(Oops, it looks like I pasted in the wrong code in my previous post. That rust code should have been f32s, not i32s. I won’t edit it since that seems to do weird things to timestamps here?)
Absolutely.
As you suggested, man was one easy to produce
This one, which I’m not surprised didn’t work, does generate vector instructions, but it’s four mulsss, not a mulps 
pub fn my_dot_direct(a: f32x4, b: f32x4) -> f32 {
let a: [f32;4] = a.into();
let b: [f32;4] = b.into();
a[0] * b[0] +
a[1] * b[1] +
a[2] * b[2] +
a[3] * b[3]
}
And I guess the inliner is one of the passes that runs before the SLP vectorizer. I was hoping this would inline the vector fmul from my_mul, but nope. No fmul <4 x float> in the LLVM, no mulps in the assembly.
pub fn my_dot_usingmul(a: f32x4, b: f32x4) -> f32 {
let c: [f32;4] = my_mul(a, b).into();
c[0] + c[1] + c[2] + c[3]
}
But then a tiny change makes it happy again. This one actually generates rather nice-looking vector operations even for the additions:
pub fn my_dot_usingmul_balanced(a: f32x4, b: f32x4) -> f32 {
let c: [f32;4] = my_mul(a, b).into();
(c[0] + c[1]) + (c[2] + c[3])
}
(Well, except for the fact that apparently it didn’t notice that %2 and %4 are exactly the same thing, which I thought SSA was really good at.)
%2 = fmul <4 x float> %0, %1
%3 = shufflevector <4 x float> %2, <4 x float> undef, <2 x i32> <i32 0, i32 2>
%4 = fmul <4 x float> %0, %1
%5 = shufflevector <4 x float> %4, <4 x float> undef, <2 x i32> <i32 1, i32 3>
%6 = fadd <2 x float> %3, %5
%7 = extractelement <2 x float> %6, i32 0
%8 = extractelement <2 x float> %6, i32 1
%9 = fadd float %7, %8
ret float %9
Yay, non-associative floating point math!

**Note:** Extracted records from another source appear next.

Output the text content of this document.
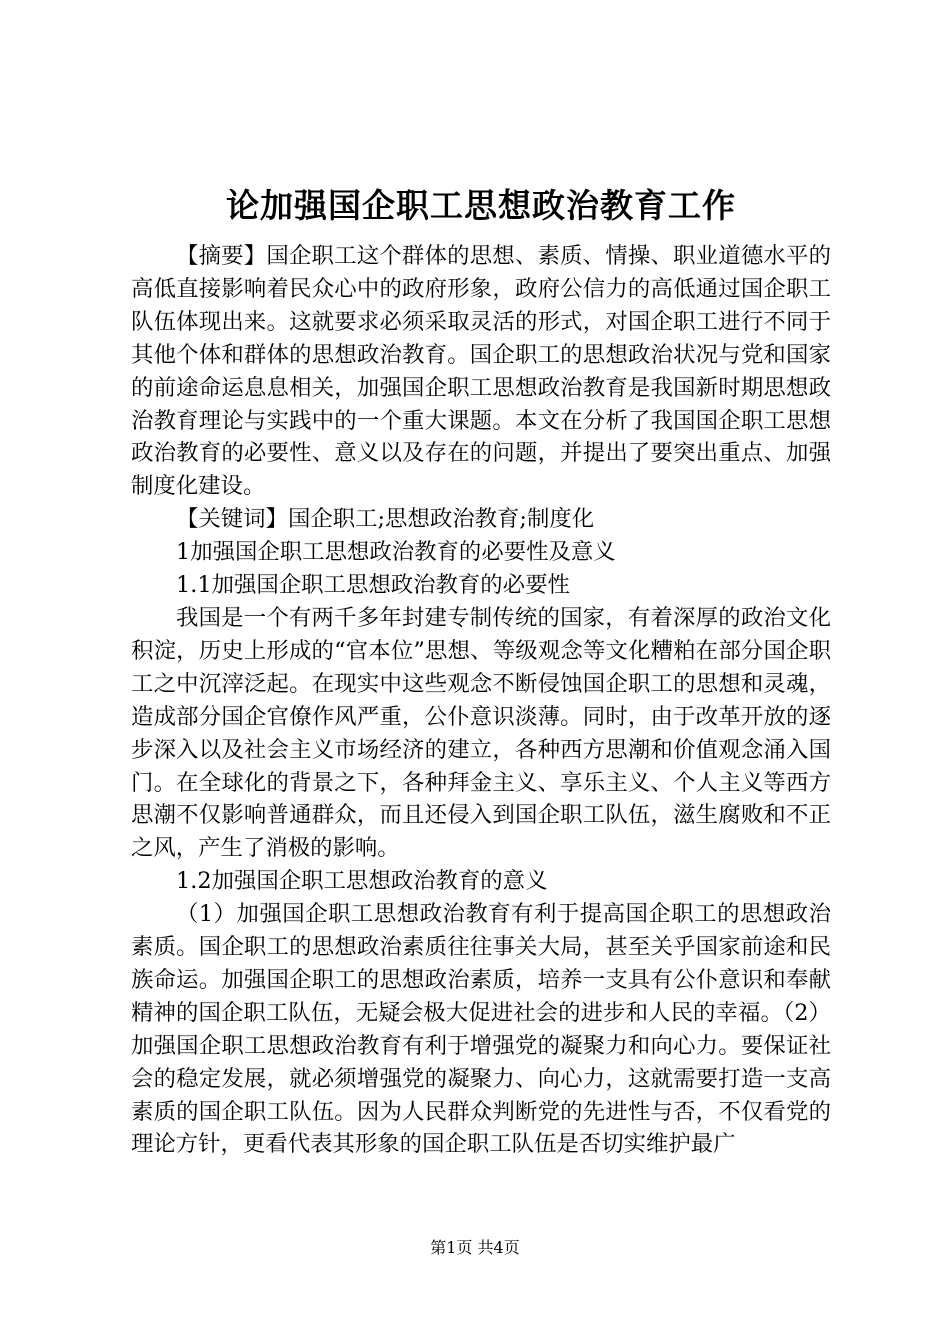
论加强国企职工思想政治教育工作

【摘要】国企职工这个群体的思想、素质、情操、职业道德水平的高低直接影响着民众心中的政府形象，政府公信力的高低通过国企职工队伍体现出来。这就要求必须采取灵活的形式，对国企职工进行不同于其他个体和群体的思想政治教育。国企职工的思想政治状况与党和国家的前途命运息息相关，加强国企职工思想政治教育是我国新时期思想政治教育理论与实践中的一个重大课题。本文在分析了我国国企职工思想政治教育的必要性、意义以及存在的问题，并提出了要突出重点、加强制度化建设。

【关键词】国企职工;思想政治教育;制度化

1加强国企职工思想政治教育的必要性及意义

1.1加强国企职工思想政治教育的必要性

我国是一个有两千多年封建专制传统的国家，有着深厚的政治文化积淀，历史上形成的“官本位”思想、等级观念等文化糟粕在部分国企职工之中沉滓泛起。在现实中这些观念不断侵蚀国企职工的思想和灵魂，造成部分国企官僚作风严重，公仆意识淡薄。同时，由于改革开放的逐步深入以及社会主义市场经济的建立，各种西方思潮和价值观念涌入国门。在全球化的背景之下，各种拜金主义、享乐主义、个人主义等西方思潮不仅影响普通群众，而且还侵入到国企职工队伍，滋生腐败和不正之风，产生了消极的影响。

1.2加强国企职工思想政治教育的意义

（1）加强国企职工思想政治教育有利于提高国企职工的思想政治素质。国企职工的思想政治素质往往事关大局，甚至关乎国家前途和民族命运。加强国企职工的思想政治素质，培养一支具有公仆意识和奉献精神的国企职工队伍，无疑会极大促进社会的进步和人民的幸福。（2）加强国企职工思想政治教育有利于增强党的凝聚力和向心力。要保证社会的稳定发展，就必须增强党的凝聚力、向心力，这就需要打造一支高素质的国企职工队伍。因为人民群众判断党的先进性与否，不仅看党的理论方针，更看代表其形象的国企职工队伍是否切实维护最广

第1页 共4页
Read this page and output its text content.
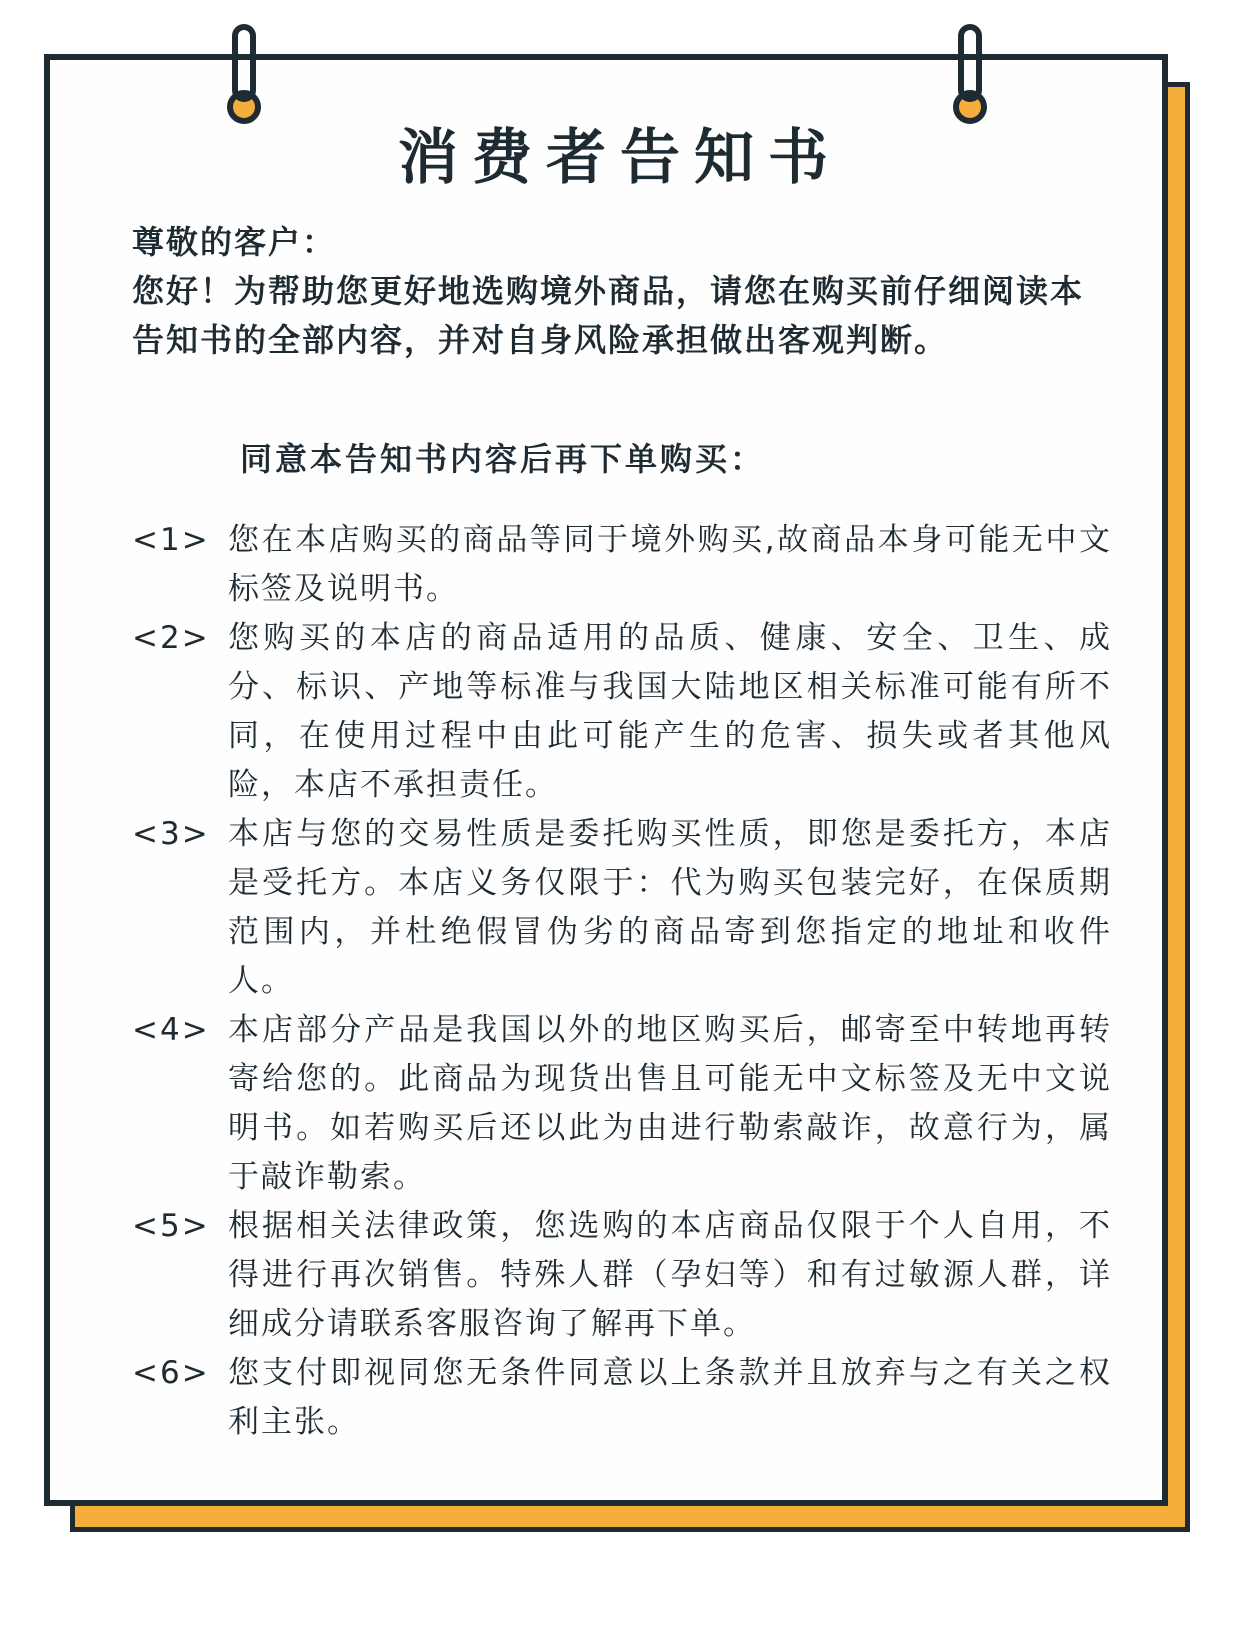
消费者告知书

尊敬的客户：

您好！为帮助您更好地选购境外商品，请您在购买前仔细阅读本告知书的全部内容，并对自身风险承担做出客观判断。

同意本告知书内容后再下单购买：
<1> 您在本店购买的商品等同于境外购买,故商品本身可能无中文标签及说明书。
<2> 您购买的本店的商品适用的品质、健康、安全、卫生、成分、标识、产地等标准与我国大陆地区相关标准可能有所不同，在使用过程中由此可能产生的危害、损失或者其他风险，本店不承担责任。
<3> 本店与您的交易性质是委托购买性质，即您是委托方，本店是受托方。本店义务仅限于：代为购买包装完好，在保质期范围内，并杜绝假冒伪劣的商品寄到您指定的地址和收件人。
<4> 本店部分产品是我国以外的地区购买后，邮寄至中转地再转寄给您的。此商品为现货出售且可能无中文标签及无中文说明书。如若购买后还以此为由进行勒索敲诈，故意行为，属于敲诈勒索。
<5> 根据相关法律政策，您选购的本店商品仅限于个人自用，不得进行再次销售。特殊人群（孕妇等）和有过敏源人群，详细成分请联系客服咨询了解再下单。
<6> 您支付即视同您无条件同意以上条款并且放弃与之有关之权利主张。
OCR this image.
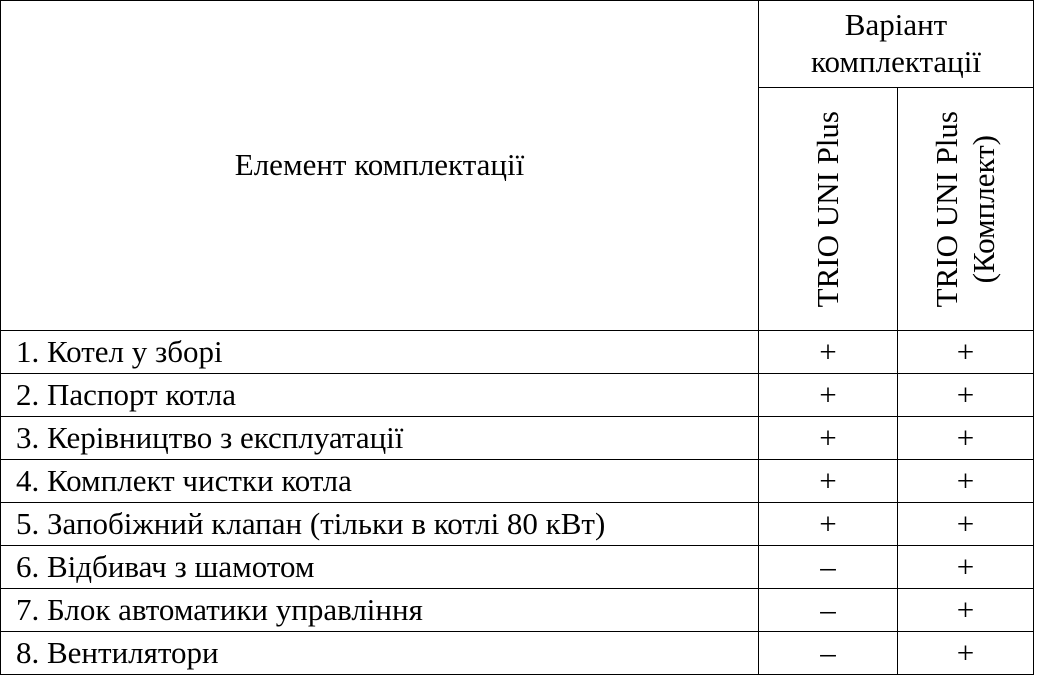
Елемент комплектації	Варіант
комплектації	

	TRIO UNI Plus	TRIO UNI Plus (Комплект)

1. Котел у зборі	+	+
2. Паспорт котла	+	+
3. Керівництво з експлуатації	+	+
4. Комплект чистки котла	+	+
5. Запобіжний клапан (тільки в котлі 80 кВт)	+	+
6. Відбивач з шамотом	–	+
7. Блок автоматики управління	–	+
8. Вентилятори	–	+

Makes me want a bunch of sum_unspecified_order() methods (on simd, slices, …), but that’s definitely a post-step-4 bikeshed.
(Hmm, looking at llvm’s fastmath flags makes we want to go make an nnan_f32 type that lowers like that all the way to llvm, and would actually be Ord & Eq. But that’s a distraction for the future…)